RALEIGH — Legislation moving through the House would let North Carolina voters decide whether to limit the leadership terms of the General Assembly’s two most powerful members.

A bill advanced by a House judiciary committee Wednesday would put a constitutional amendment on the November 2018 ballot that asks voters whether the House speaker and Senate president pro tempore should be restricted to four consecutive two-year terms.

Currently, there are no term limits for officers elected by the legislature.

One of the bill’s sponsors, Rep. Harry Warren, a Republican from Rowan County, said that the bill works to prevent entrenchment in leadership roles.

“I think one of the weaknesses of our institution is the power does seem to be in the hands of a few people who call the shots,” said Guilford County Republican Rep. John Blust, another sponsor of the measure.

According to Warren, there have been previous proposals seeking to limit leadership terms. The House in 2011 and 2013 approved proposals to limit time serving at the top to no more than two legislative terms, or a maximum of four years. Although the Senate backed an eight-year limit in 2011, the idea hasn’t gotten as much traction in the chamber in recent years.

This latest bill “doesn’t limit how long you can serve in the legislature,” Surry County Republican Rep. Sarah Stevens said in favor of the proposal. “It limits how long you can be the leader and not possess all the power in one person all the time.”

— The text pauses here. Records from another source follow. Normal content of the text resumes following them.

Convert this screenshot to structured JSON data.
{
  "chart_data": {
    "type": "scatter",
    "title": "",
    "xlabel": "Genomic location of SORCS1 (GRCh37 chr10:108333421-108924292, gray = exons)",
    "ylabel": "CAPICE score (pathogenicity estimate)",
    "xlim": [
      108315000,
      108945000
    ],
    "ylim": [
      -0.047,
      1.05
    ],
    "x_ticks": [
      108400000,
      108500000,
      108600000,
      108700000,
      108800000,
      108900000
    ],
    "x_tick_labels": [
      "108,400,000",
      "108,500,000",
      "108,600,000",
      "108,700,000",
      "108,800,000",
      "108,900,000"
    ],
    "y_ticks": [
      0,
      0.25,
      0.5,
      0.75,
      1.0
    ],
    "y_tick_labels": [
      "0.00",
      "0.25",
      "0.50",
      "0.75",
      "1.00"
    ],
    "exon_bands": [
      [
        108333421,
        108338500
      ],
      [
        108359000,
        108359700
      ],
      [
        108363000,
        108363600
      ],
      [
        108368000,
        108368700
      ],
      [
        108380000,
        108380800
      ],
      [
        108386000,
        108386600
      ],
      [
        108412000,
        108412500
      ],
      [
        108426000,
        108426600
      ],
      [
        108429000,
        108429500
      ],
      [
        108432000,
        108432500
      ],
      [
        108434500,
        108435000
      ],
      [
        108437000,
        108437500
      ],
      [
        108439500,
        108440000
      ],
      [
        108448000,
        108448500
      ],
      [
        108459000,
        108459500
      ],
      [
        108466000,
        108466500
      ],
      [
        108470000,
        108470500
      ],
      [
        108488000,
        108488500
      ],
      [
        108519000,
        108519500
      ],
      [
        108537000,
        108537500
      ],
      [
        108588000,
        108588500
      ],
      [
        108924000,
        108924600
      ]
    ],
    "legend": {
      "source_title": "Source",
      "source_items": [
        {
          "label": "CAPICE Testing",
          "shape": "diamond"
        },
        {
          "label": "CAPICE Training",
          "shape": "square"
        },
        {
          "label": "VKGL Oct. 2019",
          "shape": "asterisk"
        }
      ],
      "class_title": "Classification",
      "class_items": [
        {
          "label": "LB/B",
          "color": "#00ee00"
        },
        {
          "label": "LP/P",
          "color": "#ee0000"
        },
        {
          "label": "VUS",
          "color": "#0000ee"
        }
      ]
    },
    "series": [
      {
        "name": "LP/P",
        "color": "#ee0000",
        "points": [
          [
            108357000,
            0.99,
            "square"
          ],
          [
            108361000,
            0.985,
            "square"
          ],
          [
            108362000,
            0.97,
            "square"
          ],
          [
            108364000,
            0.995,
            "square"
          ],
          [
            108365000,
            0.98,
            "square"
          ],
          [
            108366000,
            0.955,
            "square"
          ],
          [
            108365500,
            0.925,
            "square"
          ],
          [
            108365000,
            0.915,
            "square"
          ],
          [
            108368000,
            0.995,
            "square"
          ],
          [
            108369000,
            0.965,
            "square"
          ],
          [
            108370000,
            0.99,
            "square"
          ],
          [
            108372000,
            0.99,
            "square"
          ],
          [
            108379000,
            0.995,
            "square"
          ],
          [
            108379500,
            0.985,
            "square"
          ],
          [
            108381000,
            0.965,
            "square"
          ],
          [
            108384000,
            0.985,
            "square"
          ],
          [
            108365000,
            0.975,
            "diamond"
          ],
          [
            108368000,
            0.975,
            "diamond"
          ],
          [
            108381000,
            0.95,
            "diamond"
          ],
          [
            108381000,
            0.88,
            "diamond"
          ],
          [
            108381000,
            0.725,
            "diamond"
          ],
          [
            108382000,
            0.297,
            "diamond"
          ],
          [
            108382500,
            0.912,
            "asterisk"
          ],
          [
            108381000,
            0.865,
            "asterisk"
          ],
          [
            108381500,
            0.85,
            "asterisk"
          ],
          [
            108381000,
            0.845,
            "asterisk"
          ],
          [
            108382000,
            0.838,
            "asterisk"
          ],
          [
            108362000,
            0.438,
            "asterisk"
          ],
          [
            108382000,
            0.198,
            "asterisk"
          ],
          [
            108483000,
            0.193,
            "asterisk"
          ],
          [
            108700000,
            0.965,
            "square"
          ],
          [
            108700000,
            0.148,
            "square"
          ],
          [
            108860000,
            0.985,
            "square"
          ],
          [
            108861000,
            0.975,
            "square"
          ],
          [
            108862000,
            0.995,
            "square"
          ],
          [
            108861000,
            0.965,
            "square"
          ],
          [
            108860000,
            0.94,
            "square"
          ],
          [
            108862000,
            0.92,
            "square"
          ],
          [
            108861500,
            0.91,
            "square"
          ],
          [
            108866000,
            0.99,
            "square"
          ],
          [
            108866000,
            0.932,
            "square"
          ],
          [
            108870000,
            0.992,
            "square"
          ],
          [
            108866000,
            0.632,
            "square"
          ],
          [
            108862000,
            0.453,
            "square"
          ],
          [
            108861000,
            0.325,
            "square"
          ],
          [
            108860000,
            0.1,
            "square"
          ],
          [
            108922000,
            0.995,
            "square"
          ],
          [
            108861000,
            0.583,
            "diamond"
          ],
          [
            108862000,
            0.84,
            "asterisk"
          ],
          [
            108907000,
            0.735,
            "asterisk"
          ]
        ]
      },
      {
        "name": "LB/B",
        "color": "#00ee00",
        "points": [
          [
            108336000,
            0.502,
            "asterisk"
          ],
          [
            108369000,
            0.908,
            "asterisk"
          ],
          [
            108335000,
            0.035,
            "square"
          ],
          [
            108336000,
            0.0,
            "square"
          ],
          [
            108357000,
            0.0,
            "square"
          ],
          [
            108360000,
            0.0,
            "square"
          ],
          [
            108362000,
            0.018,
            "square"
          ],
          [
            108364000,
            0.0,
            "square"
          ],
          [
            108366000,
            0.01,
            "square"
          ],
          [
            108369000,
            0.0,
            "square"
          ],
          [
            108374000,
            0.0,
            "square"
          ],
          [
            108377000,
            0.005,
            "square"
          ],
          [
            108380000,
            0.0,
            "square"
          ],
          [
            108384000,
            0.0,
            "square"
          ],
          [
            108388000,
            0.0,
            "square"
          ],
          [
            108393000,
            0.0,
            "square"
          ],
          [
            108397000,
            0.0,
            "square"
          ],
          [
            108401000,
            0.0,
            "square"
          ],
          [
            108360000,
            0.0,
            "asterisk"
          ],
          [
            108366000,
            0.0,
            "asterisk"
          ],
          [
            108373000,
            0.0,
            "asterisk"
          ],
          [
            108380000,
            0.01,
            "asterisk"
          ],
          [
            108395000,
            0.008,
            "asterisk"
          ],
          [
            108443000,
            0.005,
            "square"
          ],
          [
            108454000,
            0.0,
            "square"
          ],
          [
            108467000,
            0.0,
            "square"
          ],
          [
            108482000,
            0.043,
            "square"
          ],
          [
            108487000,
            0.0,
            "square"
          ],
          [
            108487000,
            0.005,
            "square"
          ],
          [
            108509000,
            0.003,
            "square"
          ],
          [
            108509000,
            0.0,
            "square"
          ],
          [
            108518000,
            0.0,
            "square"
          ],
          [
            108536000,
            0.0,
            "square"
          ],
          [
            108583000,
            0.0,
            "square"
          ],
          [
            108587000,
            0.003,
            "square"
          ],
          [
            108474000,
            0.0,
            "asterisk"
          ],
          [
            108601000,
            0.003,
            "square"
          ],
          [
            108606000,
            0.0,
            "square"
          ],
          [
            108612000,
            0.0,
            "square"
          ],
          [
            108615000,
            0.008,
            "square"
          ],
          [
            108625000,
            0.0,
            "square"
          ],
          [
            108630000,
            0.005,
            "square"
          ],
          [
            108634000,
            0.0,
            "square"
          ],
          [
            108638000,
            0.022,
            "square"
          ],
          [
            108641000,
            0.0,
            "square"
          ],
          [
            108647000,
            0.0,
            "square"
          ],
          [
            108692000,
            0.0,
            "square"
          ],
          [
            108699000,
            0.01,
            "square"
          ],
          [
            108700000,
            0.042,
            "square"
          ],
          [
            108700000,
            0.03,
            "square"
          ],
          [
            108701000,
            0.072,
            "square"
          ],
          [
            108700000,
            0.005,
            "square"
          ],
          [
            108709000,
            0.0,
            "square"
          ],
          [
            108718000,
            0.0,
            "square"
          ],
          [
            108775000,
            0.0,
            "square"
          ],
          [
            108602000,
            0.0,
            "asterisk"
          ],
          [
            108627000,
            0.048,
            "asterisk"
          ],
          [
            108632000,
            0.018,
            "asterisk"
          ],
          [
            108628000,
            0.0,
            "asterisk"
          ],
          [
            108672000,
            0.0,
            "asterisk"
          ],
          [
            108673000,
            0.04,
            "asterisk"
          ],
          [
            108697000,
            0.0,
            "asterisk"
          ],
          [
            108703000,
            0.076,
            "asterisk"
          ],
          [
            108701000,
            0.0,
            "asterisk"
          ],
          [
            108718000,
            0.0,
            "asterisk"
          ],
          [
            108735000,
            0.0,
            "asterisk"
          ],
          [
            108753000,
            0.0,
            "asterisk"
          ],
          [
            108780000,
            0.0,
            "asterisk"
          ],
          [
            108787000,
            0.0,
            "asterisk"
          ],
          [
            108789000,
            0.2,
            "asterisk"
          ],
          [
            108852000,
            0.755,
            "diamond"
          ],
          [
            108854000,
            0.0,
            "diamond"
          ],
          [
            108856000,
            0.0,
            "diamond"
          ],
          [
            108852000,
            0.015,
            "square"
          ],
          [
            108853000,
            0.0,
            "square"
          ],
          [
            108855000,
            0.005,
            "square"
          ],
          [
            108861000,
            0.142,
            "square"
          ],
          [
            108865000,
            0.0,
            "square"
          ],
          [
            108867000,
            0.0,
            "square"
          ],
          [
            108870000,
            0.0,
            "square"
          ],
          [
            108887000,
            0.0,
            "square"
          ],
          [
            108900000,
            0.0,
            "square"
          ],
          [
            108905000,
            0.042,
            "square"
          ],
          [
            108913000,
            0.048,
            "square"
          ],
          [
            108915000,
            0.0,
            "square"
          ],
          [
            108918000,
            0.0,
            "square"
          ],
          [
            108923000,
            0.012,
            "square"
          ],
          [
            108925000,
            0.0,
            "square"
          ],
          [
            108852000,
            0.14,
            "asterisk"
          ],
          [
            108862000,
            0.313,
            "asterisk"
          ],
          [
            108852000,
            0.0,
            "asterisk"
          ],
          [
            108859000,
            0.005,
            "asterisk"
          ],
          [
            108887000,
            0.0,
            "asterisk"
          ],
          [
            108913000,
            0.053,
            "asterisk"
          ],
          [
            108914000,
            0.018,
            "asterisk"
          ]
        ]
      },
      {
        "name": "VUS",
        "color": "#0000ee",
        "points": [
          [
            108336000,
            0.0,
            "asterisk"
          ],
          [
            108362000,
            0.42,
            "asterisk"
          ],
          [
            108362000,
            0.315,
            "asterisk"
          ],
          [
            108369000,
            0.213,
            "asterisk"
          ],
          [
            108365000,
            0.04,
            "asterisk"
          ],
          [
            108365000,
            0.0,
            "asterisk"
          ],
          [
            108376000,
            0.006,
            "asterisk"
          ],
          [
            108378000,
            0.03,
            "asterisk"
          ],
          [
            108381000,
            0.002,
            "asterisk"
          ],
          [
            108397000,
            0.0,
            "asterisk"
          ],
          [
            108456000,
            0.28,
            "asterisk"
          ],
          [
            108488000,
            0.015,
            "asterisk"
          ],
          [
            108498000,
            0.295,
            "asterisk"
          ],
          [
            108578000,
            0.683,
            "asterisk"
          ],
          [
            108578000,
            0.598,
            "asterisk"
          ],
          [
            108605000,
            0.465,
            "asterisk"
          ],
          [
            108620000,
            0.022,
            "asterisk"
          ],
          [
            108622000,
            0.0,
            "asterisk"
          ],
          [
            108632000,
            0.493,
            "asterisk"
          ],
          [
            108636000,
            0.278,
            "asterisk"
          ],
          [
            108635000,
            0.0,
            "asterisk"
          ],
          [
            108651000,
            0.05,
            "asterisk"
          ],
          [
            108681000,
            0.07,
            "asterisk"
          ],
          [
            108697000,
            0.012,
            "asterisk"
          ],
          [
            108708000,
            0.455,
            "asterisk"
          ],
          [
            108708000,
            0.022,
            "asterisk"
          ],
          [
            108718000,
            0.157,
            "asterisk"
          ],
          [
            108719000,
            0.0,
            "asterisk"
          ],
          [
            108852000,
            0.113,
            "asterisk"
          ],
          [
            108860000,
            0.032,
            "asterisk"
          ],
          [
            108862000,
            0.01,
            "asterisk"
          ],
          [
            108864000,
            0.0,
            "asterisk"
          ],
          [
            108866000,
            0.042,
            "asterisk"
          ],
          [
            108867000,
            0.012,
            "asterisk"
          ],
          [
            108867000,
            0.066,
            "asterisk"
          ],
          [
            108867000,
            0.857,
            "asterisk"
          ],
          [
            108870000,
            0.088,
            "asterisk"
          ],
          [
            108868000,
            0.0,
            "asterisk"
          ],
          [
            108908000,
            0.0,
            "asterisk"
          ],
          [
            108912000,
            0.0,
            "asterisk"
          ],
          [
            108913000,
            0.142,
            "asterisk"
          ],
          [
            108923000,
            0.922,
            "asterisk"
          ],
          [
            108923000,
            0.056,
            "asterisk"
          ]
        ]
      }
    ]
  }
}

Current Senate leader Phil Berger, a Rockingham County Republican, is in his fourth two-year term. His predecessor as president pro tempore, Democratic Sen. Marc Basnight of Dare County, served a record 18 years at the post.

There used to be an unwritten rule that a lawmaker would get the top job for one two-year term, then give it up to a colleague. That changed as voters in 1977 allowed the governor and lieutenant governor to run for a second term. Then-Speaker Liston Ramsey of Madison County served eight years in the 1980s before a bipartisan coalition unhappy with his leadership ended his run.

Opposed to the bill, Rep. Graig Meyer, a Democrat from Orange County, said that he preferred to have term limits enacted by a vote and not by a statue or constitutional amendments.

“I am one of the people … who make the argument that they believe term limits should be the will of the voters, whether that be the public voting for the person as the speaker or our ability to vote for who the speaker is in the chamber,” Meyer told committee members.